The premise is simple. Leftover London broil from earlier in the week, a pound of ground veal because the freezer was light, a cast iron Dutch oven, and a phone with a Claude tab open on the counter. I dropped a picture of the meat into the chat and asked for a chili that used what I actually had — not a recipe I had to shop for. This is the post for the first time it worked the way the workflow is supposed to.
About ninety minutes, mostly hands-off. The interesting part wasn’t the recipe — it was a few small moves that made the already-cooked London broil behave like a chili ingredient instead of a dried-out afterthought.
Start the onions before anything else. Tablespoon of olive oil, one large yellow onion diced, medium heat. Five minutes until they’re soft and just translucent. Don’t rush this — the rest of the dish is built on the base you make here.
step one. nothing fancy yet.
Peppers and garlic next, then a beat to bloom. Half a red and half a yellow bell pepper diced small. Four cloves of garlic minced, in for the last 30 seconds. You can smell when it’s ready.
aromatics built up. red, yellow, the pile of garlic on the right.
Cook them down until the pan starts to darken. This is where most home chilis fall short — the vegetables get steamed instead of caramelized. You want real color on the bottom of the pan, sticky fond pulling at the wooden spoon when you scrape it. About 8-10 minutes total from the first onion hitting the oil.
the bottom of the pan is going dark. that’s the goal.
Ground veal in. Marcho Farms premium, picked up at Stop & Shop in Acton. A pound. Drop it on top of the aromatics and break it up with the wooden spoon — let it cook directly on the vegetables. Veal is mild and lean, so the fond underneath is doing most of the flavor work.
veal joins the party. break it up but don’t fuss.
Brown until no pink remains and the pan is darker still. Six to eight minutes. The veal releases liquid as it cooks — let that evaporate off before moving on. Dry pan, dark fond, fat rendering out.
about halfway there. still some pink.
now we’re talking. that color is flavor.
Bloom the spices in the rendered fat. Three tablespoons chili powder, a tablespoon of cumin, a teaspoon each of dried oregano and smoked paprika. Stir directly into the meat-and-fat mixture and let it toast for 30 seconds. This is the step that separates a real chili from tomato sauce with meat in it. You will smell when it’s right.
Tomato paste before tomato sauce. A whole 6-oz can of Hunt’s paste, pushed against the bottom of the pan and stirred for 90 seconds. It darkens a shade, smells sweet-roasty, almost caramelized. This step is non-negotiable. Don’t skip it.
the paste hitting the pan. about to get caramelized.
Now the wet ingredients. One 28-oz can of Tuttorosso crushed tomatoes with basil. One 28-oz can of tomato sauce. Salt, a tablespoon of brown sugar, pepper. Stir it together and scrape up everything stuck to the bottom — that fond is the whole point of the last half hour.
looks like marinara right now. it won’t for long.
The London broil goes in here — not earlier. This is the key move when you’re using leftover cooked meat.

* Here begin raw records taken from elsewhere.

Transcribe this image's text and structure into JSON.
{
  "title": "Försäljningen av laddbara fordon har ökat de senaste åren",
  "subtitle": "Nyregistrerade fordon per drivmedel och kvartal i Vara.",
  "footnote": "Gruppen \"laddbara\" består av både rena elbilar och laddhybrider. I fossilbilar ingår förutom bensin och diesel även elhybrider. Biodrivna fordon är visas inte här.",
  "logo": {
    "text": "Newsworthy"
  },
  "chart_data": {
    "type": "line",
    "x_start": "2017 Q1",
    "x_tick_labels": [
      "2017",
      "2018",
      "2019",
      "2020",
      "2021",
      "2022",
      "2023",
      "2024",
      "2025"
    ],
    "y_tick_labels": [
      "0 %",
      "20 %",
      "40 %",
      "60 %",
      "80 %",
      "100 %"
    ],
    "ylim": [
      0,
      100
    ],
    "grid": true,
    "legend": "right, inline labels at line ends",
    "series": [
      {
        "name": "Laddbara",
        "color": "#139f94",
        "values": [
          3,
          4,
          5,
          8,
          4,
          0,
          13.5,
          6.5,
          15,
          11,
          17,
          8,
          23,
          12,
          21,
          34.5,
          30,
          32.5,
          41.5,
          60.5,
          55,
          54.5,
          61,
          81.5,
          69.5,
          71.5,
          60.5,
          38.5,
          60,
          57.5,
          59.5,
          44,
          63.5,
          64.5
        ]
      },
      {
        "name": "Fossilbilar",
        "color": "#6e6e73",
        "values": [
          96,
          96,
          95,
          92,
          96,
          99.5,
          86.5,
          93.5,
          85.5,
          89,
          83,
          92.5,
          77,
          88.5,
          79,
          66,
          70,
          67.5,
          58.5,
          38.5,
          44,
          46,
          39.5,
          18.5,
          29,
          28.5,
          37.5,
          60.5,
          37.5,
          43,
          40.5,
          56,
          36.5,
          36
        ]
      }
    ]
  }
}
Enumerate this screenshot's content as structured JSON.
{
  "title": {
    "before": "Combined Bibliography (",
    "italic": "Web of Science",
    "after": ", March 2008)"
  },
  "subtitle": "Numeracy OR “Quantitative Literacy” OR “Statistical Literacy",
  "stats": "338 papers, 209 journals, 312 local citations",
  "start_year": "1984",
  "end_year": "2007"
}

Brown it again at the start of the recipe and you cook it twice; it goes stringy and tough. Diced 1/2-inch across the grain, dropped onto the simmering sauce, stirred in gently. It softens and starts shredding at the edges as it picks up the sauce.
leftover meat going in at the end, not the start. this is the move.
Cover and simmer 45 minutes on low. Stir every 15 minutes or so. The kitchen will start to smell like a chili instead of a pot of tomatoes. The London broil tenderizes. The veal absorbs spice. The sauce reduces and concentrates.
Beans last, uncovered. One can of black beans, drained and rinsed. Add them after the covered simmer, then leave the lid off for another 20 minutes so the sauce thickens to chili consistency instead of soup consistency. Beans in too early break down and turn the whole pot mushy.
beans at the end. lid stays off from here.
The finish. Pull it off the heat, let it rest ten minutes before serving. Taste, adjust salt — chili almost always wants more than you think.
ninety minutes from the first onion hitting the pan.
What worked, what I’d change.
The two-meat thing is real. Ground veal gives you the texture that says “chili” — the fine crumbly bits suspended in the sauce. The diced London broil gives you the chunks that say “this used to be a steak.” Together they pull more weight than either would solo.
The timing rule for cooked vs raw meat is the thing I’ll remember next time. Raw goes in early to build fond, cooked goes in late to soak up sauce. Reverse the order and you kill both.
If I made this again I’d hold back one of the cans of tomato sauce — Claude actually told me to use just one, and I used both. It’s slightly soupier than I’d want it. The fix tomorrow morning is to reduce uncovered for 20 more minutes before reheating.
Day two is better. It always is.
First of what I think is going to be a series. Premise: real meals, in my kitchen, with a Claude tab open the whole time — not as a substitute for cooking but as a co-cook that knows what’s in my pantry and what’s left in the fridge. We’ll see how it goes.